So I've been stuck on this one problem from my Foundations of Computing class where I'm given a function $T(n)$ and the base cases are defined already and a function is given to find the other $n$ values greater than the base case. This is how it looks.
Consider the following recursively defined function:
$$T(n)=\begin{cases}
3,&\text{if }n=1\\
6,&\text{if }n=2\\
18,&\text{if }n=3\\
T(n-3)(n^3-3n^2+2n),&\text{otherwise.}
\end{cases}$$Use induction to prove that $T(n)=3(n!)$ for all $n\ge 1$.
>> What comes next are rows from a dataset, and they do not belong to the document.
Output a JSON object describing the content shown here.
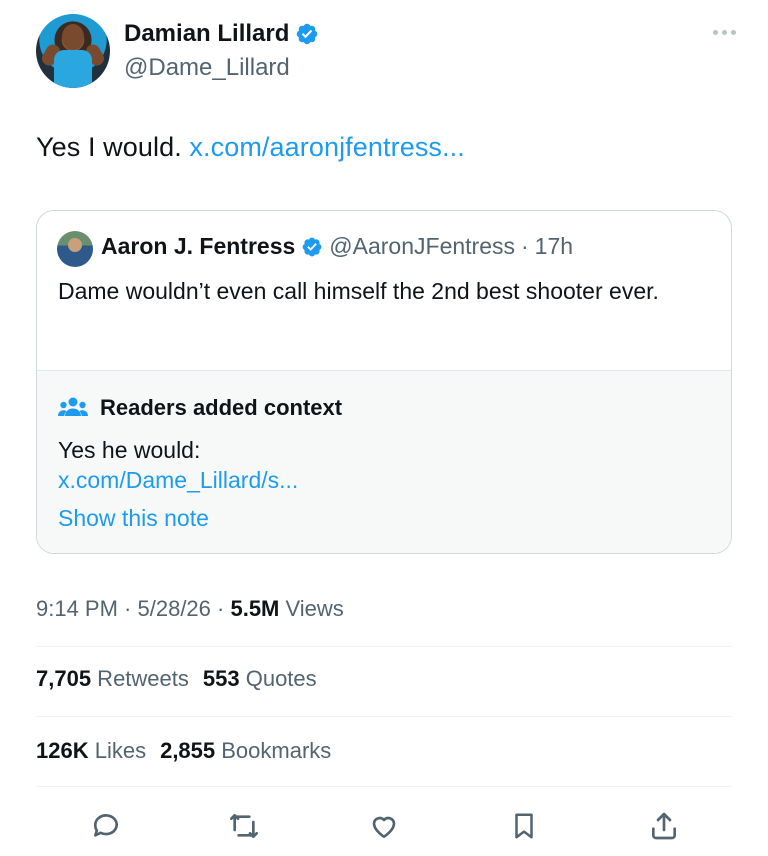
{
  "author": {
    "name": "Damian Lillard",
    "handle": "@Dame_Lillard"
  },
  "tweet": {
    "text": "Yes I would. ",
    "link": "x.com/aaronjfentress..."
  },
  "quote": {
    "name": "Aaron J. Fentress",
    "handle": "@AaronJFentress",
    "sep": "·",
    "time": "17h",
    "body": "Dame wouldn’t even call himself the 2nd best shooter ever."
  },
  "note": {
    "title": "Readers added context",
    "text": "Yes he would:",
    "link": "x.com/Dame_Lillard/s...",
    "show": "Show this note"
  },
  "meta": {
    "time": "9:14 PM",
    "sep1": " · ",
    "date": "5/28/26",
    "sep2": " · ",
    "views_count": "5.5M",
    "views_label": " Views"
  },
  "stats": {
    "retweets_count": "7,705",
    "retweets_label": " Retweets",
    "quotes_count": "553",
    "quotes_label": " Quotes",
    "likes_count": "126K",
    "likes_label": " Likes",
    "bookmarks_count": "2,855",
    "bookmarks_label": " Bookmarks"
  },
  "colors": {
    "accent": "#1d9bf0",
    "text": "#0f1419",
    "secondary": "#536471",
    "border": "#cfd9de"
  },
  "icons": {
    "verified": "verified-badge-icon",
    "more": "more-icon",
    "readers": "people-icon",
    "reply": "reply-icon",
    "retweet": "retweet-icon",
    "like": "heart-icon",
    "bookmark": "bookmark-icon",
    "share": "share-icon"
  }
}
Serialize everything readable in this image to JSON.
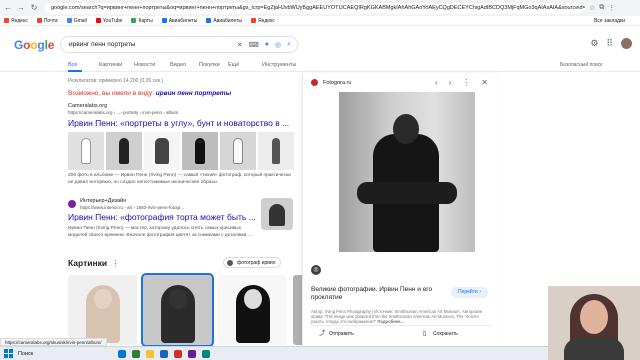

I have no clue how to even get started on this. We never covered factorial induction proofs, let alone with recursion in my class so I would really appreciate some help with this.
Thanks 🙂
Best Answer
There’s nothing special about the fact that a factorial is involved. It’s immediate from the definition of $T$ that $T(n)=3n!$ for $n=1,2,3$; those are your base cases for this strong induction. For the induction step you simply have to use the definition of $T$ to show that if $T(k)=3k!$ for $k=1,\ldots,n-1$, where $n>3$, then $T(n)=3n!$. That definition says that
$$T(n)=T(n-3)(n^3-3n^2+2n)\,,$$
so your task is to use the induction hypothesis and a little algebra to show that the righthand side simplifies to $3n!$. HINT: It will be helpful to factor $n^3-3n^2+2n$.